The work of former Castanet Laura Goetz, this is Golden Ghost’s fifth overall full-length but just the second installment in her ongoing ‘Big Sleep’ series. Assured, most often gentle, there’s nonetheless an eccentric, deeply focused intensity at work here that suggests Goetz could in some ways be considered the ‘sister from another mother’ to Rachel Taylor Brown. While there may not be anything on BS:F as ‘out there’ as RTB’s paean to the Pacific Ocean’s garbage gyre, Golden Ghost’s continued tracing of protagonist Little Rabbit’s universe-reflecting journey across space and time is no less idiosyncratic and just as affecting. It is, in fact, its quietude that disquiets.
Inside a mist of subtly evanescent synth, Goetz’s deftly finger-picked acoustic provides the softly sinuous backbone to these dark whimsical apocalyptica. Epic on an understated scale, opener “Two Universes” welcomes us into the odd magic of this album where “dark ages and shiny moments” co-exist before “Immortal”, Goetz picking out spring-like filigrees, hints (to these ears, anyway) that maybe the singularity lives its infinity inside each or our finite lives.
And that as well is Ms Goetz’s secret superpower, slyly encompassing within these softly-sketched episodes the vast madness of forces through which we all strain to guide our little selves. This is, perhaps, how Black Mirror would come across inside a naif universe, bristling with an intuited wisdom much bigger than itself.

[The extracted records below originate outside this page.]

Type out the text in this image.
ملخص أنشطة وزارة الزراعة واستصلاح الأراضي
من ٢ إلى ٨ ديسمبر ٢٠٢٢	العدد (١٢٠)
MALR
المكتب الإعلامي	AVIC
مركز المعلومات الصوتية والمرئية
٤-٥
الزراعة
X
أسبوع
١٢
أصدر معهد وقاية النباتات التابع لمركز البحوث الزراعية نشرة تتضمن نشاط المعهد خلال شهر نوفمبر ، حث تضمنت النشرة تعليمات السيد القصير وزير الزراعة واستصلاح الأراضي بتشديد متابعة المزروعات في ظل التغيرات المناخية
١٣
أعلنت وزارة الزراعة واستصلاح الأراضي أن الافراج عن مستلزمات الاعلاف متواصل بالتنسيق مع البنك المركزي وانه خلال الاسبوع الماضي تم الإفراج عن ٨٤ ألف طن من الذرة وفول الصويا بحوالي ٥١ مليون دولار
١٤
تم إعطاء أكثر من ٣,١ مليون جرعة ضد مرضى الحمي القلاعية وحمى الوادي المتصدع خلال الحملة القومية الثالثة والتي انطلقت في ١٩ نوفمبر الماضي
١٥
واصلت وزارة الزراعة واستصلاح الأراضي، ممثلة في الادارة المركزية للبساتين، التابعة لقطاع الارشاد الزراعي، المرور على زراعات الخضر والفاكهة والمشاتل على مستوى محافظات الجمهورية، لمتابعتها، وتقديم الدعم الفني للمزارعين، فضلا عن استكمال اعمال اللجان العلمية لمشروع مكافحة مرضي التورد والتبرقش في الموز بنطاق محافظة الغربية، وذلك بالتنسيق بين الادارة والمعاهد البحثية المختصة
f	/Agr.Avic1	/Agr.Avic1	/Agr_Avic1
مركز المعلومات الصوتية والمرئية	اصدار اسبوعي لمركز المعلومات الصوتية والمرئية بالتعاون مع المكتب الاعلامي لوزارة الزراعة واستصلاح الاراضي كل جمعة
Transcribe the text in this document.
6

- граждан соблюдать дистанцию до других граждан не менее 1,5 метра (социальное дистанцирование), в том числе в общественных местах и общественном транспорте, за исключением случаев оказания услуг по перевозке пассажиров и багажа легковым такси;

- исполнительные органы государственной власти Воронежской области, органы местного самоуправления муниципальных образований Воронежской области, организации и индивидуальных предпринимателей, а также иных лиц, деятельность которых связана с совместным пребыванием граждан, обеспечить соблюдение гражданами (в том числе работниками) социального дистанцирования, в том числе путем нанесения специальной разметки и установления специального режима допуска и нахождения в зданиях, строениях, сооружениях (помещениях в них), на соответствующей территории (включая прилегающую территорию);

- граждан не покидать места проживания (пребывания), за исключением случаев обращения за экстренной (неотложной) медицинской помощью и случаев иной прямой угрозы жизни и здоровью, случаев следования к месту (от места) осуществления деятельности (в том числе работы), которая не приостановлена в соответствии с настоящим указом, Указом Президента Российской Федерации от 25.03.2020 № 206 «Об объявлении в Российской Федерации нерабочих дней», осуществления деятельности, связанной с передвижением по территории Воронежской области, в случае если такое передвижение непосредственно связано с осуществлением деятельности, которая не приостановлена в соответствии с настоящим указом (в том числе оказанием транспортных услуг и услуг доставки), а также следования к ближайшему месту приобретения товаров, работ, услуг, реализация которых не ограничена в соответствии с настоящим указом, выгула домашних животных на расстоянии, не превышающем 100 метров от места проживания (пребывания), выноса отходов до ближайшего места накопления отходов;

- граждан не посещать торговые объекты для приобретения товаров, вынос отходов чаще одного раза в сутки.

On tracks like “Precipice” (the first line of which – “At the center of the universe, there’s a precipice” – could well be this album’s epigraph), the translucent “Dying to the World Again,” “After the Anthropocene,” the boldest here with its starkness and viola (courtesy Celso), and on the near symphonic suspension that holds up “Killer Whale’s Dream”, a tension both exquisite and breathtaking answers every question as to intent here. Gentle as The Big Sleep: Future presents, there may, regardless, result at record’s end a need to sit down for a spell, proof, in a way, that little may be as powerful as a fearless parable soothingly voiced.